The 2016 Paralympics kicks off in Rio de Janeiro soon, but organizers still face obstacles needing confrontation like how the
Paralympic athletes are reportedly willing to hurt themselves for a medal. Self-mutilation procedures range from breaking bones to electric shocks. Go further and you’ll hear stories of twisted and crushed testicles.
They call it “boosting,” which basically results to increased blood pressure and “better” performance. It is banned by the International Paralympics Committee (IPC).

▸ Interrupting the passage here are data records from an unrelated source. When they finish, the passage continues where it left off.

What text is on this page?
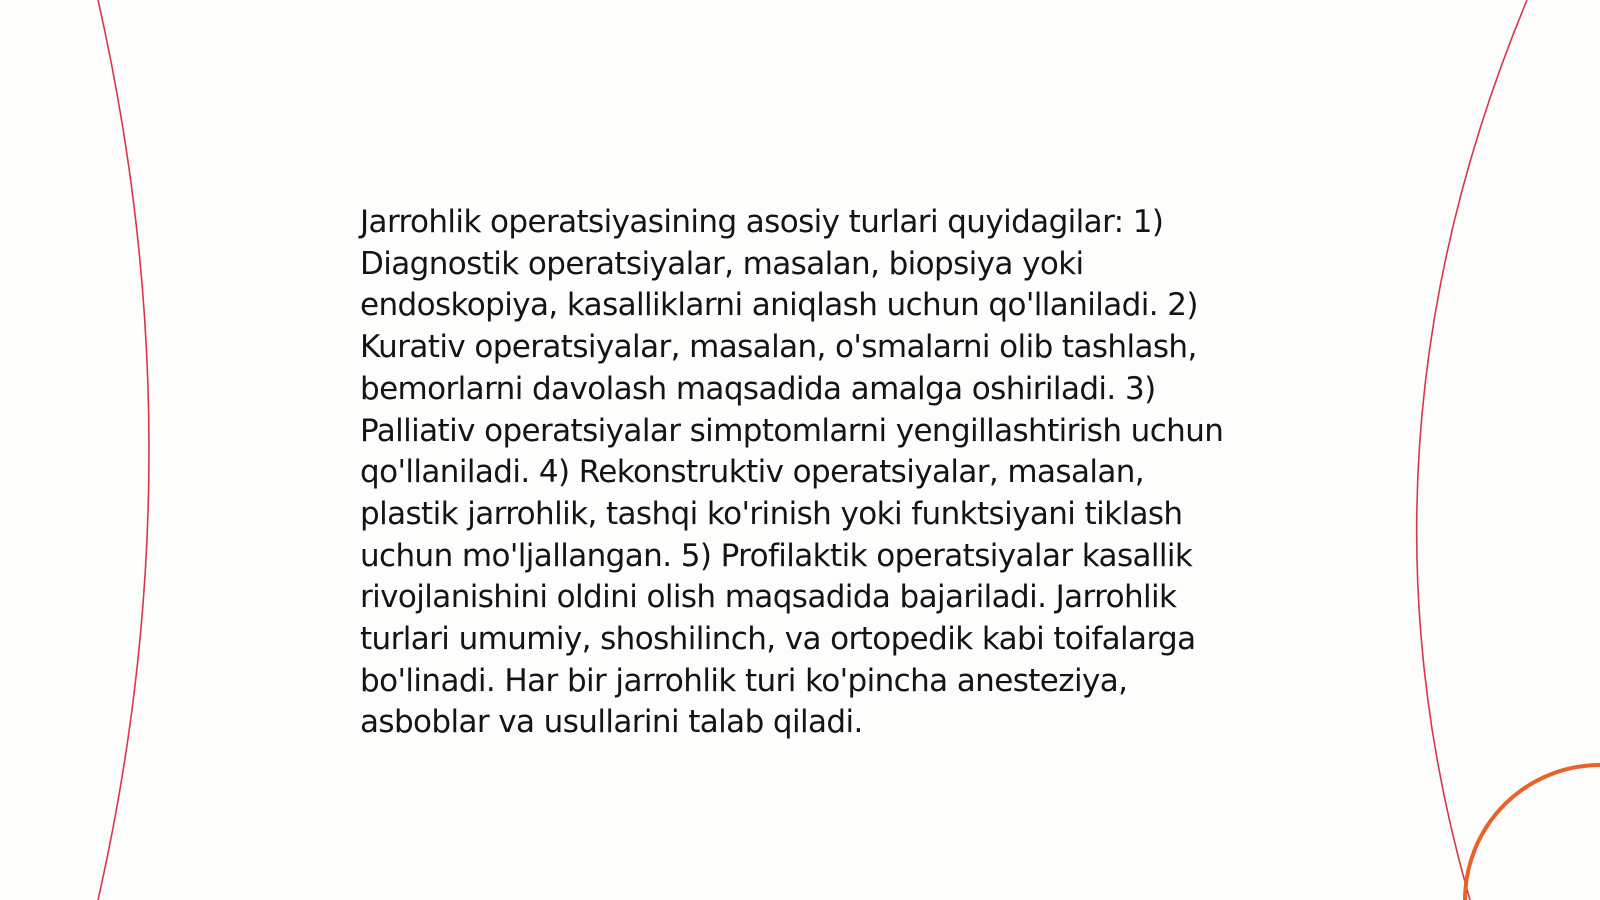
Jarrohlik operatsiyasining asosiy turlari quyidagilar: 1) Diagnostik operatsiyalar, masalan, biopsiya yoki endoskopiya, kasalliklarni aniqlash uchun qo'llaniladi. 2) Kurativ operatsiyalar, masalan, o'smalarni olib tashlash, bemorlarni davolash maqsadida amalga oshiriladi. 3) Palliativ operatsiyalar simptomlarni yengillashtirish uchun qo'llaniladi. 4) Rekonstruktiv operatsiyalar, masalan, plastik jarrohlik, tashqi ko'rinish yoki funktsiyani tiklash uchun mo'ljallangan. 5) Profilaktik operatsiyalar kasallik rivojlanishini oldini olish maqsadida bajariladi. Jarrohlik turlari umumiy, shoshilinch, va ortopedik kabi toifalarga bo'linadi. Har bir jarrohlik turi ko'pincha anesteziya, asboblar va usullarini talab qiladi.
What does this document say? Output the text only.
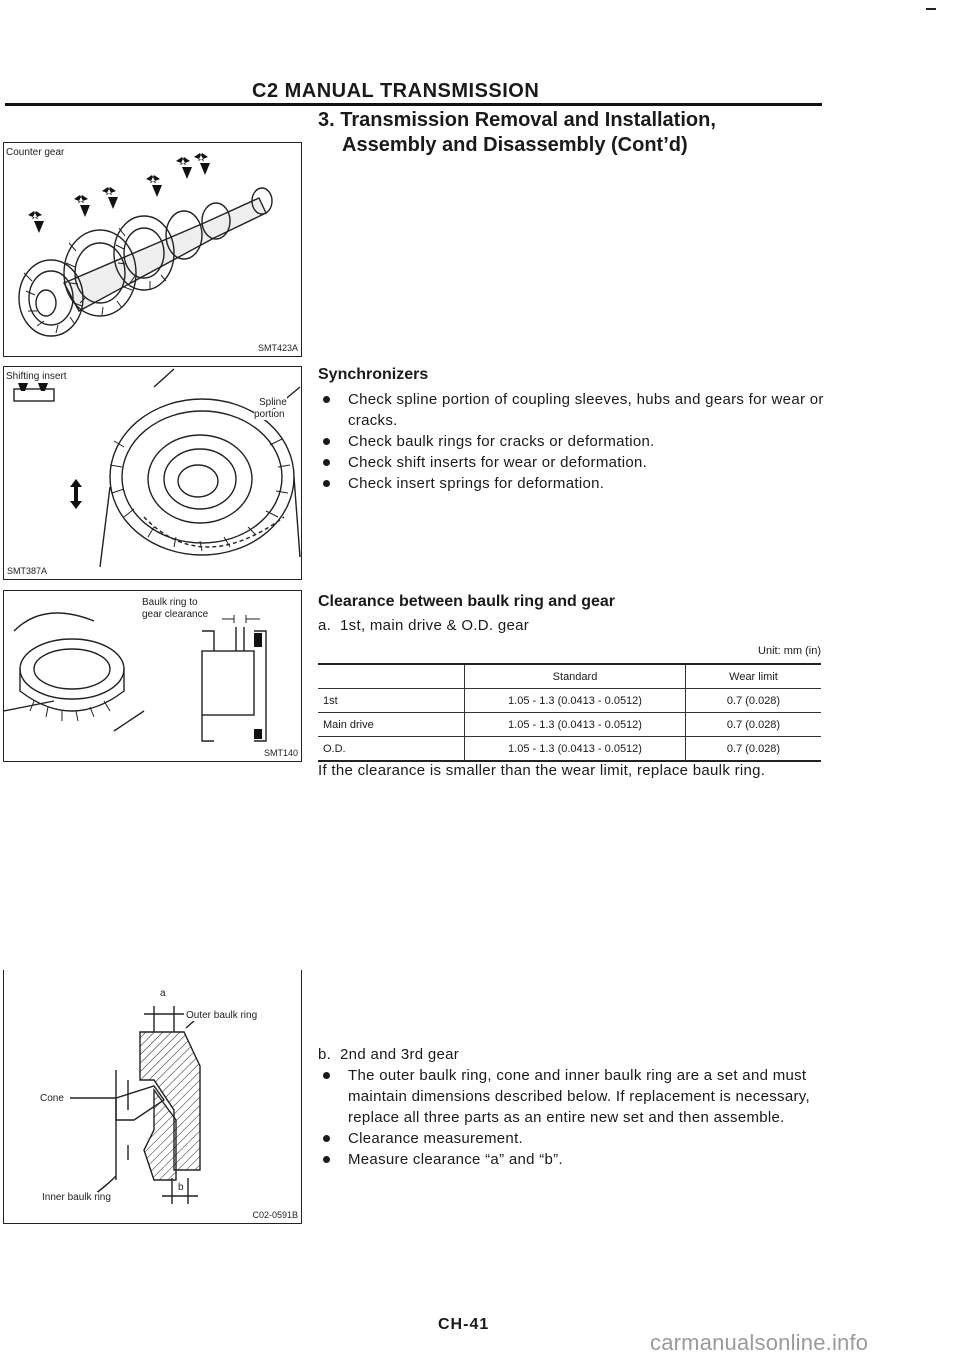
C2 MANUAL TRANSMISSION
3. Transmission Removal and Installation,
Assembly and Disassembly (Cont’d)
Counter gear
SMT423A
Shifting insert
Spline
portion
SMT387A
Baulk ring to
gear clearance
SMT140
a
Outer baulk ring
Cone
Inner baulk ring
b
C02-0591B
Synchronizers
Check spline portion of coupling sleeves, hubs and gears for wear or cracks.
Check baulk rings for cracks or deformation.
Check shift inserts for wear or deformation.
Check insert springs for deformation.
Clearance between baulk ring and gear
a.  1st, main drive & O.D. gear
Unit: mm (in)
	Standard	Wear limit
1st	1.05 - 1.3 (0.0413 - 0.0512)	0.7 (0.028)
Main drive	1.05 - 1.3 (0.0413 - 0.0512)	0.7 (0.028)
O.D.	1.05 - 1.3 (0.0413 - 0.0512)	0.7 (0.028)
If the clearance is smaller than the wear limit, replace baulk ring.
b.  2nd and 3rd gear
The outer baulk ring, cone and inner baulk ring are a set and must maintain dimensions described below. If replacement is necessary, replace all three parts as an entire new set and then assemble.
Clearance measurement.
Measure clearance “a” and “b”.
CH-41
carmanualsonline.info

Boosting is reportedly popular among those with spinal injuries, who happen to have issues in cardiovascular function. Brad Zdanivsky, a Canadian quadriplegic climber, said in 2012 (via BBC):
“There have been times where I would specifically give my leg or my toe a couple of really good electric shocks. That would make my blood pressure jump up and I could do more weights and cycle harder — it is effective.”
Zdanivsky’s spine was injured after a car accident in 1994. He went on:
“I tried several different ways of doing it [boosting]. You can allow your bladder to fill, basically don’t go to the bathroom for a few hours and let that pain from your bladder do it… I took it a notch further by using an electrical stimulus on my leg, my toe and even my testicles.”
There are also charges claiming some Paralympians exaggerate their condition so they can compete in easier categories in what’s called intentional misrepresentation, according to AFP (via Asia One).
Paralympic swimmers, in particular, have been the subject of suspicion. Some are believed to swim slower during category classification, and only show their true abilities once competing.
Bethany Wood, a silver and bronze medalist in 2012’s Paralympics who suffers from cerebral palsy, is reportedly boycotting the Rio Paralympics. She is convinced that less disabled athletes were being allowed to compete in her category.
Bringing 4,300 athletes from 161 nations, the 2016 Paralympics runs from September 7 to September 18, 2016.